El prestigio es un metal raro al que ocultan los brillos de una fama mentirosa con sus oropeles. Si quieres intentarlo, recibirás la soledad como recompensa, resumía Bukowski en uno de aquellos poemas en los que reflexionaba sobre el acto de crear mediante la palabra. La muerte de Miguel quizás no ocupe más titulares ni lectores de esas líneas que los que encuentre en esta Málaga donde se sentía acogido entre sus paseos, sus librerías y sus editoriales. Miguel leía, leía, reflexionaba, leía y escribía. Gracias a su currículum, pero también, y sobre todo, a los empujes de Cristóbal Cuevas, catedrático de literatura en la UMA, Miguel ingresó a mediados de los años ochenta en la nómina docente de Filología Hispánica, lo que lo salvó de la penuria absoluta. Su obra, reconocida como una de las grandes del siglo XX, se reservaba para buenos rastreadores de la calidad literaria. Un teatro con personajes caricaturizados hasta extremos más allá de los que Valle Inclán no cruzó. Textos concebidos bajo la ambición de la ampulosidad del teatro barroco aristocrático de Calderón de la Barca, pero trazados por casi el mismo lápiz de la sagrada tragedia helena. Ahí quedan su Pizicatto irisorio y gran pavana de lechuzos, las Fiestas gordas del vino y del tocino o su Tartessos, obra que me sirvió para convertir en fervorosa romerista a una jovencita filóloga italiana que vino a nuestra tierra para realizar una aburrida tesis doctoral sobre teatro clásico y se quedó enamorada de Miguel a primera lectura, y mucho más a primera charla.

Miguel era apasionado e intenso con cualquier tema que le llamara la atención. Su interés podía oscilar desde la evolución del ibero y el vasco, las aventuras en su pueblo (Montoro) de sus alumnos y amigos Rafa García y Ángel Luis Montilla, la política o lo mal que se duerme en la cama de un college americano. Todo lo explicaba con igual vehemencia y derroche de una sabiduría nunca pedante. Recuerdo una tarde en el autobús de regreso de mi facultad en Teatinos. Miguel se sentó junto a mí y yo, que ya admiraba su obra, me presenté aunque no era su alumno. No sé cómo sucedió ni dónde se inició aquel hilo de conversación. La concurrencia del autobús nos miraba asombrada por lo gritos bajo los que Miguel me explicaba que toda la obra poética de Lope partía de su arrepentimiento por acostarse con aquellas mujeres con las que no podía evitar acostarse. «Os tiene que entrar aquí», concluyó con una palmetada en mi frente aún hoy orgullosa de que tan grande escritor la golpease con una buena dosis de energía. Miguel subió a aquel autobús todavía revolucionado por la reciente clase como si fuese el motor de un coche sin freno. Además era capaz de discutir en español o en inglés con la misma soltura y velocidad. Imagino las trifulcas que tendría cuando trabajó jovencísimo en el bar americano de la base de Torrejón, su academia particular de un perfecto inglés barriobajero. Eran frecuentes sus discusiones en el curso de español para extranjeros de la universidad.

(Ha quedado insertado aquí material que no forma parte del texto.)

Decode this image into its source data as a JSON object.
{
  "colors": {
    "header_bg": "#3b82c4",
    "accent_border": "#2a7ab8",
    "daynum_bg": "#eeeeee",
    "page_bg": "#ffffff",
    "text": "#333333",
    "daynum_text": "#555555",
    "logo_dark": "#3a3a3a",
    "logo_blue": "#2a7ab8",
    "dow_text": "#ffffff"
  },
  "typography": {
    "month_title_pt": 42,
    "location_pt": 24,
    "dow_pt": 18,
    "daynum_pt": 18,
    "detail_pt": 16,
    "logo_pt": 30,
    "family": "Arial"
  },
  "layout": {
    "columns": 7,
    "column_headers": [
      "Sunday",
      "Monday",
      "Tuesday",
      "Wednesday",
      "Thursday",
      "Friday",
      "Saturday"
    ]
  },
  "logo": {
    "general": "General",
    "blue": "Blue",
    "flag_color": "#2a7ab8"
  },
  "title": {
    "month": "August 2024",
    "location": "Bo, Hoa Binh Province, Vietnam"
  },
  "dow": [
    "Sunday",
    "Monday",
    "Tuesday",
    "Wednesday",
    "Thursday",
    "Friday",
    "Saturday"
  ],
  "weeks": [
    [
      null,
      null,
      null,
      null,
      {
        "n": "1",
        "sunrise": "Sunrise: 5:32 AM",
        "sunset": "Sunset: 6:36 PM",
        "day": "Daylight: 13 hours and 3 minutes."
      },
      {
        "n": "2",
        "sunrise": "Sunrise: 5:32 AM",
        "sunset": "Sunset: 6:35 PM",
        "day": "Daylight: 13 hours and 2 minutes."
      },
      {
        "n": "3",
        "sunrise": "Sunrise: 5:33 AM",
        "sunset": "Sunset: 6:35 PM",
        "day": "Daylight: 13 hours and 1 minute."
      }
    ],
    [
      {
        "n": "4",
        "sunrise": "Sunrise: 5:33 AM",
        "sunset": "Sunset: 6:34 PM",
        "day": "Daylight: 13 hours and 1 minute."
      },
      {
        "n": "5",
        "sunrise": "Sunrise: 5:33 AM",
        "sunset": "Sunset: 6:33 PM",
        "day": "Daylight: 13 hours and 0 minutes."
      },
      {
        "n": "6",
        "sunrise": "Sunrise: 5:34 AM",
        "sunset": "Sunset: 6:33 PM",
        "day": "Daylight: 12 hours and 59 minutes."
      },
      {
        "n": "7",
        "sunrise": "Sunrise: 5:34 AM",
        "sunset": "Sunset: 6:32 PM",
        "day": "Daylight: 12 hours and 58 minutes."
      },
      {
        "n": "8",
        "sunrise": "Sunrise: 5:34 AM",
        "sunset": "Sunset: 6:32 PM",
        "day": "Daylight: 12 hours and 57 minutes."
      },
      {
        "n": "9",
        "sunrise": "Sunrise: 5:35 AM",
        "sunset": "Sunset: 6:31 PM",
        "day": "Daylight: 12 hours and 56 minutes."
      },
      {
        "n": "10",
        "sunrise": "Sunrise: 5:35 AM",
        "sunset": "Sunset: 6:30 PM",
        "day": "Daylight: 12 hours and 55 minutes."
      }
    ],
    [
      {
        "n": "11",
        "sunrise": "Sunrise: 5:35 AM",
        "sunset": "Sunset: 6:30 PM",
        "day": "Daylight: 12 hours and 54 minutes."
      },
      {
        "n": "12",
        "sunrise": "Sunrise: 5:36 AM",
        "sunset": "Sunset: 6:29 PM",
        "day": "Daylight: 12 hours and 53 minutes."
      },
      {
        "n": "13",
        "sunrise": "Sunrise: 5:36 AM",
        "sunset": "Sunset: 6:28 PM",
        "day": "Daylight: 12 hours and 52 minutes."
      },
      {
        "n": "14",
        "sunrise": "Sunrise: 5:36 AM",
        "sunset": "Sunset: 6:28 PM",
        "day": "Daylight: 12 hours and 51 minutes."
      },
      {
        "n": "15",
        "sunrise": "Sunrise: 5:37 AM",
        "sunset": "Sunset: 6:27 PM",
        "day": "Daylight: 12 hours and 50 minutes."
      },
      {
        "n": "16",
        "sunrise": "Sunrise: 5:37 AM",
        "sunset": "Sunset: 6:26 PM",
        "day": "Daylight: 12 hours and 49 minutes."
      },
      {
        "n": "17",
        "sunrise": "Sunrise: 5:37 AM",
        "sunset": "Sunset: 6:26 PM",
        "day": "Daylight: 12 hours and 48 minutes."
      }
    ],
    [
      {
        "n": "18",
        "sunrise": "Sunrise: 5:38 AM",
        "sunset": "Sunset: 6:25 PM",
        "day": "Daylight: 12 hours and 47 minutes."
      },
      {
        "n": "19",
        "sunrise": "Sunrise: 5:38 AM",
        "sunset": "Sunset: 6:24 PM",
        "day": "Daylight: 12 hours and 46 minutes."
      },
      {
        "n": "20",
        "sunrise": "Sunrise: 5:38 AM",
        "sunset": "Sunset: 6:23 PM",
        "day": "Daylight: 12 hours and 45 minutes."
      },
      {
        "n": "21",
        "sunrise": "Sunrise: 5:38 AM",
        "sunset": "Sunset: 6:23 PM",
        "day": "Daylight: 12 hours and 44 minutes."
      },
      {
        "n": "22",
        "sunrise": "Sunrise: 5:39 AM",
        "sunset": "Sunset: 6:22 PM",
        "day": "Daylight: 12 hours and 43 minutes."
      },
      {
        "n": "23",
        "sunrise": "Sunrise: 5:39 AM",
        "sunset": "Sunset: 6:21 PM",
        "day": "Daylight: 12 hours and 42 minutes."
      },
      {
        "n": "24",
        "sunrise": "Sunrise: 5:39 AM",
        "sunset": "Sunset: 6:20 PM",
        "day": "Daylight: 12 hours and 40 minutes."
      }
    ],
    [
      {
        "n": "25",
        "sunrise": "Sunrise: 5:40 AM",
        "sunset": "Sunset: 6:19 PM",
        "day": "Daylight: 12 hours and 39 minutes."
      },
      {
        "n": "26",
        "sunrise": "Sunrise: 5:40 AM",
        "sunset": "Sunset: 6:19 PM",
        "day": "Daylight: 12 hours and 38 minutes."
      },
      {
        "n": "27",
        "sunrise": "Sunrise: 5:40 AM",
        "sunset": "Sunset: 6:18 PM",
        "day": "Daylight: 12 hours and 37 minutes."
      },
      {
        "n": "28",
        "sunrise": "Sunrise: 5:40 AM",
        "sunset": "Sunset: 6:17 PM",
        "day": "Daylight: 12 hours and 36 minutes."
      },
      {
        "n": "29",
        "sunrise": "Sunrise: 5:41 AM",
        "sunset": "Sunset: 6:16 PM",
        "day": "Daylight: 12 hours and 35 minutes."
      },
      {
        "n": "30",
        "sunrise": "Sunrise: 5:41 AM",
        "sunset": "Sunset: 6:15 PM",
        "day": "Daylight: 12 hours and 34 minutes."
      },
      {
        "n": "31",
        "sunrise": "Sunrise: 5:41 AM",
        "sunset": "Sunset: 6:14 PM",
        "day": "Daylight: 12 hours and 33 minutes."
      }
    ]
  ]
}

A unas señoras belgas que se quejaban del clima y de la comida de España (O.M.G!?) les soltó una frase muy suya: «Pues dejen de sufrir, si nadie se lo va a agradecer» y continuó explicándoles que en media hora salía un avión para Bruselas. El director del curso no sabía cómo pedir disculpas a aquellas estudiantes humilladas por el maestro.

Qué curiosa es la vida. El jueves paseaba por Málaga con el filósofo Miguel Morey. Como en un mal guión, estábamos hablando de la obra de Miguel (esto no es un recurso), de su graciosísimo ensayo Orígenes de Europa y coros de tinieblas, que sitúa a Málaga como centro y madre de la humanidad. Sentados en el Culture Club de Gaby, recibí un mensaje 5 minutos después, Miguel había muerto. Se lo enseñé a Morey. Maldita casualidad. Se nos ha ido un maestro, en silencio, los bolsillos repletos de prestigio, pero entre la soledad que Bukowski profetizó para quienes lo intentaran. Miguel, además, lo consiguió. Ahora será el propio Lope de Vega quien reciba un tortazo en la frente para que comprenda por qué escribió su propia poesía.